Well, what did she mean?
"I'm glad I've had this time," Kimberlie said, "because I'm with God. I know now I'm going to heaven. So I'm thankful for this time."
Modern society does not understand that. Much of modern theology does not understand that.
We've been lied to by preachers who have told us that God does not want us to suffer distress of any kind. We've been lied to by preachers who have told us that God wants us to always be healthy and wealthy. We've lied to by preachers who have twisted God's Word for their own selfish reasons.
And those lies have caused us to miss great truth and even greater blessing.
The Apostle Paul wrote, "We have joy with our troubles because we know that these troubles produce patience. And patience produces character, and character produces hope. And this hope will never disappoint us, because God has poured out his love to fill our hearts."
Only trouble can drive you to abandon those things in which you trust.
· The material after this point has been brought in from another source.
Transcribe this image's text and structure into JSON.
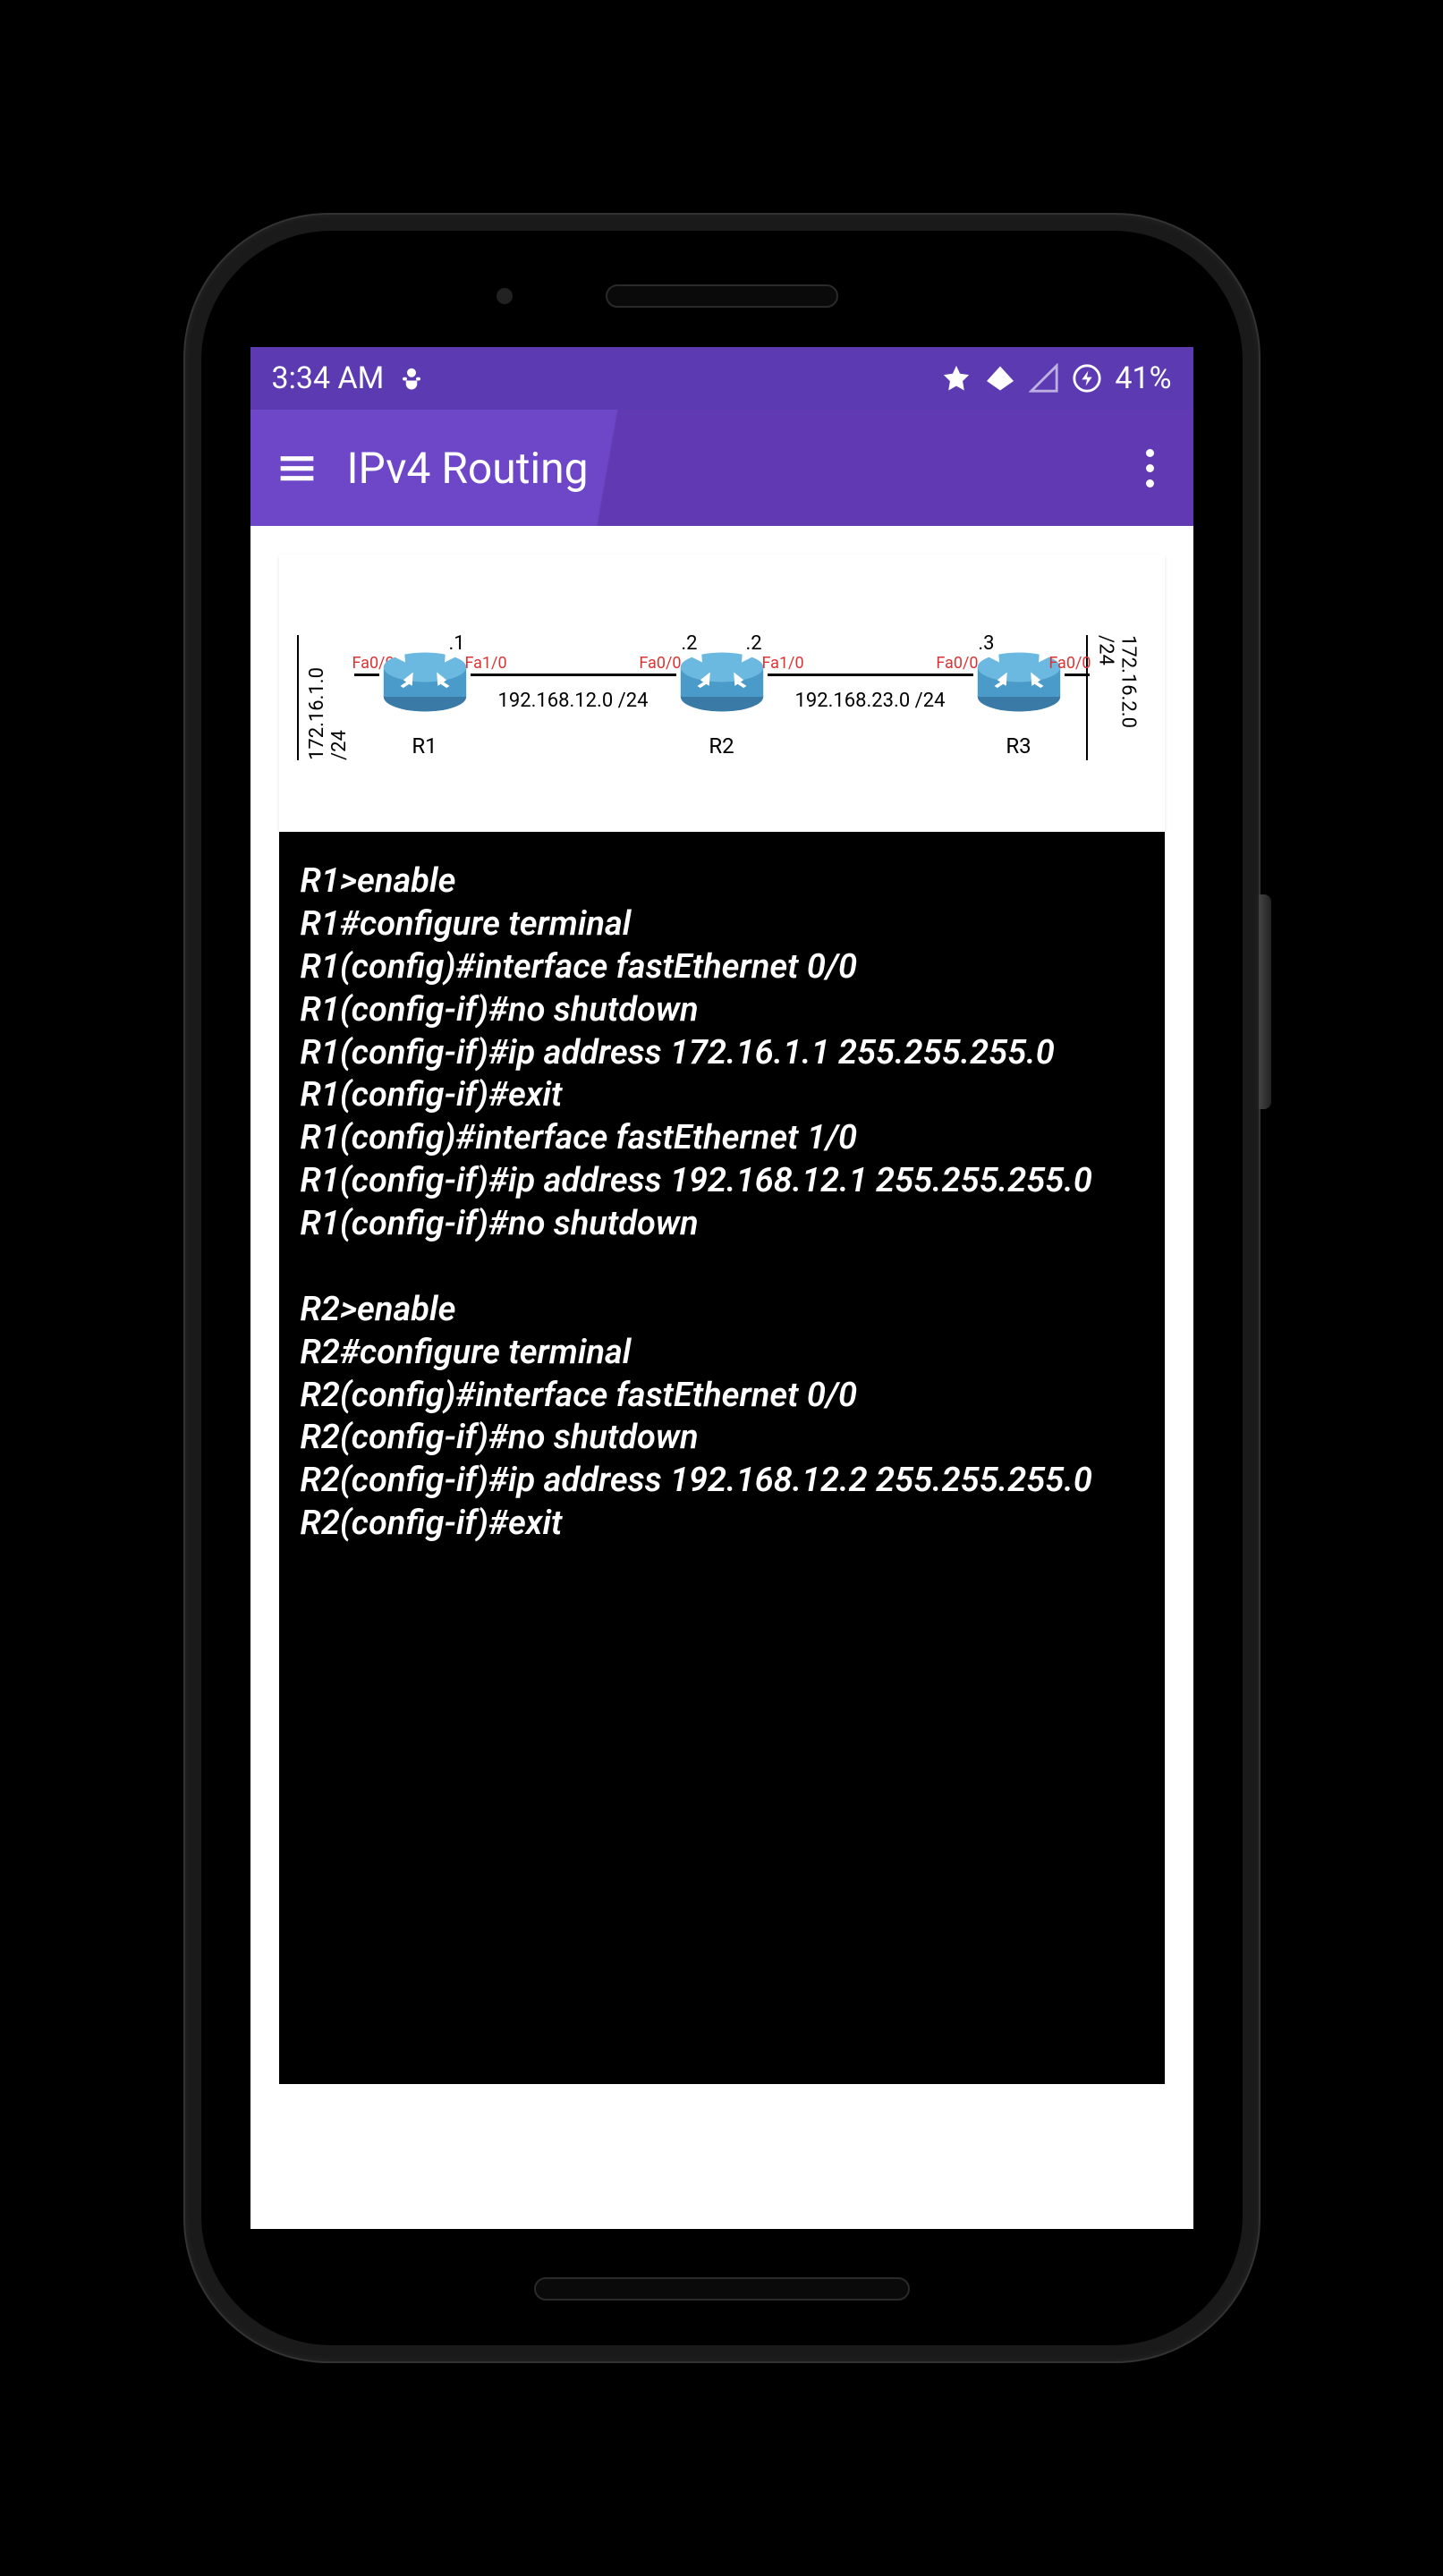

If you thought you could trust money, in times of trouble you will find money will not pay the price.
If you thought you could trust friends, despite warm and wonderful friendships, you will find friends cannot do you any good at the point of trouble.
It is in trouble that we take an inventory of our lives. It is in trouble that we are drawn more and more to the Lord. It is the most effective way that the Lord has of drawing us to Himself that we might be blessed by Him.
On your way to the first day at a brand new job, you wrecked your car, broke your neck and you lived three years on a respirator. Kimberlie Patek, how do you feel about that?
"I'm glad I've had this time. I know now I'm going to heaven. I'm thankful for this time."
There is no pain too great if that pain leads you to the Cross of Jesus Christ and to eternal life through Him.